I'm just asking you to invert the condition. At the user level, a "literal" label is one that should be taken "literally", as in, it shouldn't have the global prefix. The \01 prefix is not part of the user-level semantics of asm labels; it's just part of the representation of symbols in LLVM IR, and mangleName should add it or not depending on what gets the right behavior from LLVM. Ultimately, that will include canonicalizing labels so that an asm label that starts with the global prefix (e.g. asm("_foo")) will just be translated appropriately (to @foo rather than @\01_foo), but you've reasonably asked not to take that on in this patch, so all you need to do is make sure that we're only adding \01 when the label is literal and there actually is a global prefix.

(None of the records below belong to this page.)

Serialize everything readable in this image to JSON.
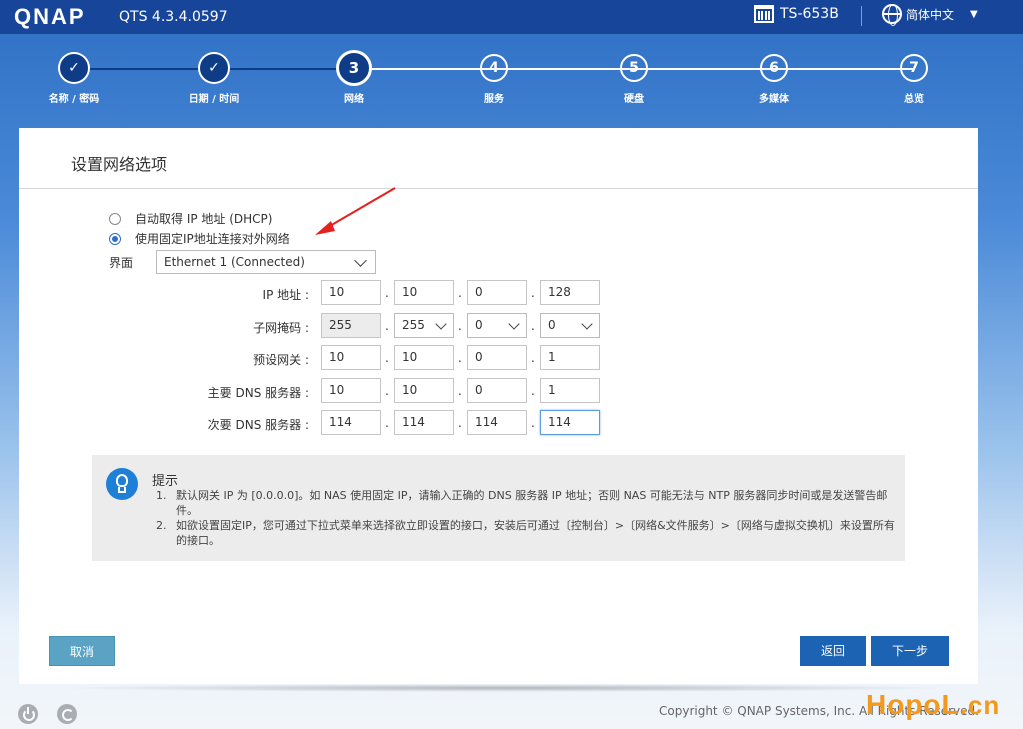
{
  "header": {
    "logo": "QNAP",
    "version": "QTS 4.3.4.0597",
    "model": "TS-653B",
    "language": "简体中文"
  },
  "steps": [
    {
      "num": "1",
      "label": "名称 / 密码",
      "state": "done"
    },
    {
      "num": "2",
      "label": "日期 / 时间",
      "state": "done"
    },
    {
      "num": "3",
      "label": "网络",
      "state": "current"
    },
    {
      "num": "4",
      "label": "服务",
      "state": "todo"
    },
    {
      "num": "5",
      "label": "硬盘",
      "state": "todo"
    },
    {
      "num": "6",
      "label": "多媒体",
      "state": "todo"
    },
    {
      "num": "7",
      "label": "总览",
      "state": "todo"
    }
  ],
  "card": {
    "title": "设置网络选项",
    "options": {
      "dhcp": "自动取得 IP 地址 (DHCP)",
      "static": "使用固定IP地址连接对外网络",
      "selected": "static"
    },
    "interface_label": "界面",
    "interface_value": "Ethernet 1 (Connected)",
    "rows": [
      {
        "label": "IP 地址 :",
        "values": [
          "10",
          "10",
          "0",
          "128"
        ]
      },
      {
        "label": "子网掩码 :",
        "values": [
          "255",
          "255",
          "0",
          "0"
        ]
      },
      {
        "label": "预设网关 :",
        "values": [
          "10",
          "10",
          "0",
          "1"
        ]
      },
      {
        "label": "主要 DNS 服务器 :",
        "values": [
          "10",
          "10",
          "0",
          "1"
        ]
      },
      {
        "label": "次要 DNS 服务器 :",
        "values": [
          "114",
          "114",
          "114",
          "114"
        ]
      }
    ],
    "dot": "."
  },
  "tip": {
    "title": "提示",
    "items": [
      {
        "num": "1.",
        "text": "默认网关 IP 为 [0.0.0.0]。如 NAS 使用固定 IP，请输入正确的 DNS 服务器 IP 地址；否则 NAS 可能无法与 NTP 服务器同步时间或是发送警告邮件。"
      },
      {
        "num": "2.",
        "text": "如欲设置固定IP，您可通过下拉式菜单来选择欲立即设置的接口，安装后可通过〔控制台〕>〔网络&文件服务〕>〔网络与虚拟交换机〕来设置所有的接口。"
      }
    ]
  },
  "buttons": {
    "cancel": "取消",
    "back": "返回",
    "next": "下一步"
  },
  "footer": {
    "copyright": "Copyright © QNAP Systems, Inc. All Rights Reserved.",
    "watermark_main": "HopoL",
    "watermark_dom": ".cn"
  },
  "colors": {
    "topbar": "#16459a",
    "step_done": "#0f3c87",
    "primary_button": "#1c63b4",
    "cancel_button": "#5aa3c4",
    "annotation_arrow": "#e52020"
  }
}
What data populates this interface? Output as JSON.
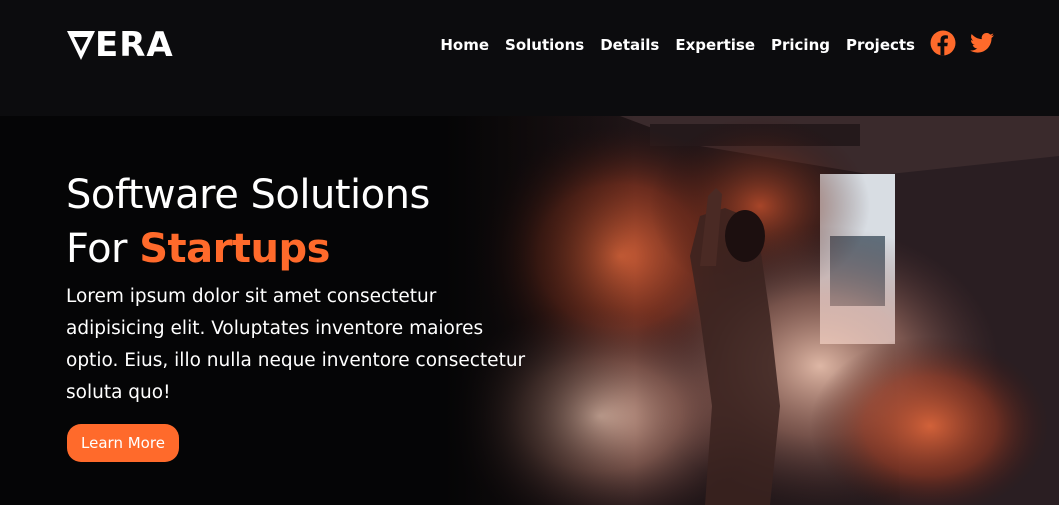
{
  "brand": {
    "logo_first": "V",
    "logo_rest": "ERA"
  },
  "nav": {
    "links": [
      "Home",
      "Solutions",
      "Details",
      "Expertise",
      "Pricing",
      "Projects"
    ],
    "social": [
      {
        "icon": "facebook-icon",
        "color": "#ff6a2b"
      },
      {
        "icon": "twitter-icon",
        "color": "#ff6a2b"
      }
    ]
  },
  "hero": {
    "title_line1": "Software Solutions",
    "title_line2_prefix": "For ",
    "title_line2_accent": "Startups",
    "body": "Lorem ipsum dolor sit amet consectetur adipisicing elit. Voluptates inventore maiores optio. Eius, illo nulla neque inventore consectetur soluta quo!",
    "cta_label": "Learn More"
  },
  "colors": {
    "accent": "#ff6a2b",
    "navbar_bg": "#0c0c0e",
    "hero_bg": "#050506"
  }
}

vsk updated this revision to Diff 221645.Sep 24 2019, 6:00 PM
vsk retitled this revision from [Mangle] Add flag to asm labels to disable global prefixing to [Mangle] Add flag to asm labels to disable '\01' prefixing.
vsk edited the summary of this revision. (Show Details)
  • Address latest round of comments.

Thanks. One last and minor request: please mention in the comment on IsLiteralLabel that non-literal labels are used by some external AST sources like LLDB.

teemperor resigned from this revision.Sep 25 2019, 2:08 AM

This LGTM modulo rjmccall's comment.

vsk updated this revision to Diff 221801.Sep 25 2019, 10:13 AM
  • Add a comment describing where non-literal labels are used.
rjmccall accepted this revision.Sep 25 2019, 10:28 AM

Thanks, LGTM.

This revision is now accepted and ready to land.Sep 25 2019, 10:28 AM
This revision was automatically updated to reflect the committed changes.
Herald added a project: Restricted Project. · View Herald TranscriptSep 25 2019, 11:00 AM
aaron.ballman added inline comments.
cfe/trunk/lib/AST/Mangle.cpp
127 ↗(On Diff #221805)

Sorry to dredge up an old review, but I recently ran into a bug in this area and am not certain of how to fix it. What should happen if the asm label is a literal which is empty? e.g.,

void foo(void) __asm__("");
void foo(void) {}

Currently, that seems to get through this code path and stream an empty string into the output stream. However, writeFuncOrVarName() doesn't check that it actually wrote anything into the stream when calling mangleName() and returns success to the caller. This causes writeName() to eventually call llvm::Mangler::getNameWithPrefix(), which asserts that the passed StringRef is not an empty string and we crash. The typical LLVM code path seems to treat unnamed symbols as being mangled with __unnamed_N (where N is replaced), but this relies on having a GlobalValue* available to get the next mangling ID.

I'm not certain of where to fix the bug. Should the LLVM side be able to accept an empty string and try to gin up a GlobalValue* to mangle it properly? Should the FE side not generate an empty name here? Should empty asm labels be rejected at the source level?

Thanks for any insights you can provide!